By: U.S. Fish and Wildlife Services

Bison just can't seem to pass up a good back scratch. Their zest for rubbing against any vertical object is legendary, having resulted in many a toppled telegraph pole in the early days of America's settlement west. Today, Rocky Mountain Arsenal National Wildlife Refuge and the City of Aurora, Colorado, have teamed up to provide the refuge's bison herd with perfect rubbing posts: worn-out street-sweeping brushes.

Aurora maintenance officials go through about 120 street sweeping brushes a year. Instead of sending them to the local landfill, they have been giving them away to folks looking to provide their horse, llamas, or other livestock with scratching posts.
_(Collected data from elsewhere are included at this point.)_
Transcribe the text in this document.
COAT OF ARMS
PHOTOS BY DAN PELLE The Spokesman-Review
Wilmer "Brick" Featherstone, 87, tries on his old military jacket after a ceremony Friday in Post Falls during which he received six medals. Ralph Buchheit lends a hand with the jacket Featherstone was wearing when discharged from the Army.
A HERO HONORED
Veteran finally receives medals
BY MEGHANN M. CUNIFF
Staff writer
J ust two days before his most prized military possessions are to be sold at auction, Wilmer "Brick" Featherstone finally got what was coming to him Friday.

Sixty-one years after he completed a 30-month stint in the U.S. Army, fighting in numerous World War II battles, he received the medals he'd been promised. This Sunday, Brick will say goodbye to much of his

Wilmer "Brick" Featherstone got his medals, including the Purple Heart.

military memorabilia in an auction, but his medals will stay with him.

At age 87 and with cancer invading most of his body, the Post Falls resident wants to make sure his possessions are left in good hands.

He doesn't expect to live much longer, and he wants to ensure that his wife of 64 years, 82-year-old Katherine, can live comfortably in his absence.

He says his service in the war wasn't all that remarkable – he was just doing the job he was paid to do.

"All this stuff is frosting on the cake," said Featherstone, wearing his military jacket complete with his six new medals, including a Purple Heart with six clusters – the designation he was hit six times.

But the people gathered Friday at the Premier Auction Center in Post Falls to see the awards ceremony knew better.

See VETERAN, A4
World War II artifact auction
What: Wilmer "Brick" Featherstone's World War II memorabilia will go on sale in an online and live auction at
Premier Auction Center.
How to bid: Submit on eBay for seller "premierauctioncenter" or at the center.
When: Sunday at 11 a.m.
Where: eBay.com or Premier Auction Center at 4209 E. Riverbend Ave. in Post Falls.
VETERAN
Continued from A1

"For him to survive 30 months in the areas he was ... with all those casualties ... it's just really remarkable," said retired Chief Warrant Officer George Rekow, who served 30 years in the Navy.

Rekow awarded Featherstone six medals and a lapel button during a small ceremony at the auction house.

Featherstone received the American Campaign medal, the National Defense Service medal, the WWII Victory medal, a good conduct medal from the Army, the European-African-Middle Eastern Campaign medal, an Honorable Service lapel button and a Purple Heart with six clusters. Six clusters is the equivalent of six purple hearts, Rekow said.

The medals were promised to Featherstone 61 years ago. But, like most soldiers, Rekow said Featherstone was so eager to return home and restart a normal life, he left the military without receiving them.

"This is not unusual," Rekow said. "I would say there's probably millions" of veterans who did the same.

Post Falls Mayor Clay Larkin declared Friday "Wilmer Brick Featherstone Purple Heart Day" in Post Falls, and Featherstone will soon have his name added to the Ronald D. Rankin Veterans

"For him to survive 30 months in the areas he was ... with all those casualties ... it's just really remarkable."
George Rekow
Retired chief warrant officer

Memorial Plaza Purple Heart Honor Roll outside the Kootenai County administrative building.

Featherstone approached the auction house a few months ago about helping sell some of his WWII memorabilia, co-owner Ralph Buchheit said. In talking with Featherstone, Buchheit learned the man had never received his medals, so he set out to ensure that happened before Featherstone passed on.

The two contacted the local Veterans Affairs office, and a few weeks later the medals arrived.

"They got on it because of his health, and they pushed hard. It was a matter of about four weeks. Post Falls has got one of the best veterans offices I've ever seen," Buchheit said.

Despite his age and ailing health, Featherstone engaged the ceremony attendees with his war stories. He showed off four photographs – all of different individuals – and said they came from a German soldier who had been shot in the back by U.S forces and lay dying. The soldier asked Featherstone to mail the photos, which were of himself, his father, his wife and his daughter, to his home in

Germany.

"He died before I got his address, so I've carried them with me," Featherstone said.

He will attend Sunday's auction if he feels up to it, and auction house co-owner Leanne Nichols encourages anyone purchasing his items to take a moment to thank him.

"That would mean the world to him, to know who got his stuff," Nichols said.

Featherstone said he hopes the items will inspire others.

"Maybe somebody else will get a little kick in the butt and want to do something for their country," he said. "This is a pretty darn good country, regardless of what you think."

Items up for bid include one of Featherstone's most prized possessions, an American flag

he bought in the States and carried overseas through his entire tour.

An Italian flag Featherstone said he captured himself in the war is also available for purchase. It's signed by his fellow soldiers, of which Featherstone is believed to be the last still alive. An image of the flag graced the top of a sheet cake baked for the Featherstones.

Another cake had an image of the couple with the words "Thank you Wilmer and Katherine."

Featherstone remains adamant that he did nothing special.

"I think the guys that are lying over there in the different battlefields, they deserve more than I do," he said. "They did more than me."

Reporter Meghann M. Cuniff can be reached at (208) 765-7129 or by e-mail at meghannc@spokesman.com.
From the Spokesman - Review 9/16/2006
Now the national wildlife refuge bison are in luck.

The refuge has scattered 10 circular scrub brushes scattered throughout its 1,460 acres, secured upright with the help of Boy Scouts. Five feet in diameter and made up of stiff plastic bristles, the brushes are proving strong enough to withstand repeated, vigorous rubbings by the bison, the largest of which weigh some 1,500 pounds.

Rocky Mountain Arsenal National Wildlife Refuge is located 11 miles outside of downtown Denver. In addition to the bison herd, the refuge is home to prairie dogs deer, coyotes, burrowing owls, and bald eagles.